Oh, back to my sleep issues. Trying to determine if it is celiac disease related or stress related. Both? Most likely I will never know. I had been sleeping late - unheard of for me. I got fed up on Easter when everyone enjoyed my egg casserole and pumpkin bread and Coach's pancakes. My sad little plate only had a helping of the gluten free version of the egg dish.
Since I feed everyone most of the time (Coach grills), someday I want someone in the family to surprise me with a gluten free recipe just because they think I should eat something awesome like they all do. ** not holding my breath**
I quickly googled a recipe for gluten free pancakes made with bananas. I made them early on after my celiac diagnosis. They weren't great but I like a little sweet, OK a lot of sweet, at certain meals. With syrup they were edible, isn't everything edible with syrup? OMG, I sound like Tank. I found a version with almond flour, which I had on hand. Whipped up a batch. I now wonder if the almond flour didn't agree with me.
Have I told you that I am essentially a little old woman? If I eat almost the same thing every day, I do just fine. I change up dinner most nights, but it is just a rotation of approved meals.
I also decided that it was OK for me to have a tablespoon, or three, OK four -at times, of Kirkland Trail Mix here and there over the last week. I stopped eating that a few years ago because the dietitian suggested that cashews are tough to digest adn that might be what was throwing off my sleep (and by throwing off, I mean I really was NOT sleeping other than like 3 or 4 hours or less). Plus this trail mix is from a place where they handle wheat. Damn that wheat. Or is it the cashews.
Well, I am trying to eat healthy and I am working out a lot so I figure a bite of trail mix could hold me over between meals. I should be smarter than this since I really value a good night sleep. Add in there my fear of replacing Lurch's baby and ingesting leftover banana gluten free pancakes that are not part of my old lady diet and I have been a hot, not-sleeping mess.
Last night, I slept better. No trail mix. No banana pancakes - sometimes I have to go off the rails to remember I have issues. I chose to relax a bit about the babysitting deal because my blog friends told me everything would be fine. And I took some melatonin. Beautiful.

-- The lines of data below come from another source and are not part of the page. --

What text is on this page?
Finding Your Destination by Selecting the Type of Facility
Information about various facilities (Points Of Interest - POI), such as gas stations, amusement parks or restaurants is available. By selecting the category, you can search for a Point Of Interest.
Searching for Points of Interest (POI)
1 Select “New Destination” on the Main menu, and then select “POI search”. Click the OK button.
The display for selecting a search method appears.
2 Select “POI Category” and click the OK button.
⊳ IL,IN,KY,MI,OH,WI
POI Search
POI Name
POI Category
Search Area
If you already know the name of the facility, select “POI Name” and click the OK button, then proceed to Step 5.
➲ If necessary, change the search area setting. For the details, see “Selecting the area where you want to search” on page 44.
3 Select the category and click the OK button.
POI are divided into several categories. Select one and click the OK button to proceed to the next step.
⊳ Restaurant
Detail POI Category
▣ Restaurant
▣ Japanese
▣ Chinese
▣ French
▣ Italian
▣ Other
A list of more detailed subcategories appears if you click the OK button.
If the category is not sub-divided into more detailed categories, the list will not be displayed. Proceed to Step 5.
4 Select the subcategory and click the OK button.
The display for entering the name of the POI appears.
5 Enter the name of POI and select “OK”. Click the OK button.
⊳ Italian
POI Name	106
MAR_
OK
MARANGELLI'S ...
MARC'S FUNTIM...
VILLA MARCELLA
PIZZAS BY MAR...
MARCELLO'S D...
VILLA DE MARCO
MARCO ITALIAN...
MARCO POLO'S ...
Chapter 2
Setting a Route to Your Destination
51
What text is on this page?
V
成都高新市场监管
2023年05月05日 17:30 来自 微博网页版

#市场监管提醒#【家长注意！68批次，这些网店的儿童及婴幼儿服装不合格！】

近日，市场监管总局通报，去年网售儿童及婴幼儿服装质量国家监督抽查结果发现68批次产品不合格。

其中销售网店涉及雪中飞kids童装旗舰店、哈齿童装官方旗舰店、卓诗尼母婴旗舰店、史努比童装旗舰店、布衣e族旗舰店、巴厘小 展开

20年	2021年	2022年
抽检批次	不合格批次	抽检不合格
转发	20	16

Just as I was about to climb into bed Tank came unglued. He is fixated on getting into a ROTC program, but he is worried that his ADD will prevent him from being accepted. I have tried to suggest that he come up with a backup plan he could live with. Still: fixated. Last night he decided that they might look at EVERY medical appointment he had in his entire life. What if they see that one ADD med made him develop OCD tendencies for like 2 weeks?
Me: You were 11. I told them to get you off the medicine. Then you were fine. No one is going to dig that far back in your medical history. You weren't diagnosed with OCD. You just reacted badly to a medication. Your ADD is not really an issue - you barely take your meds. You have good grades and your teachers are going to write you amazing letter of recommendation. SETTLE YOUR ASS DOWN, MOMMY NEEDS TO SLEEP!
So, I am not the only one with issues. It's a family thing.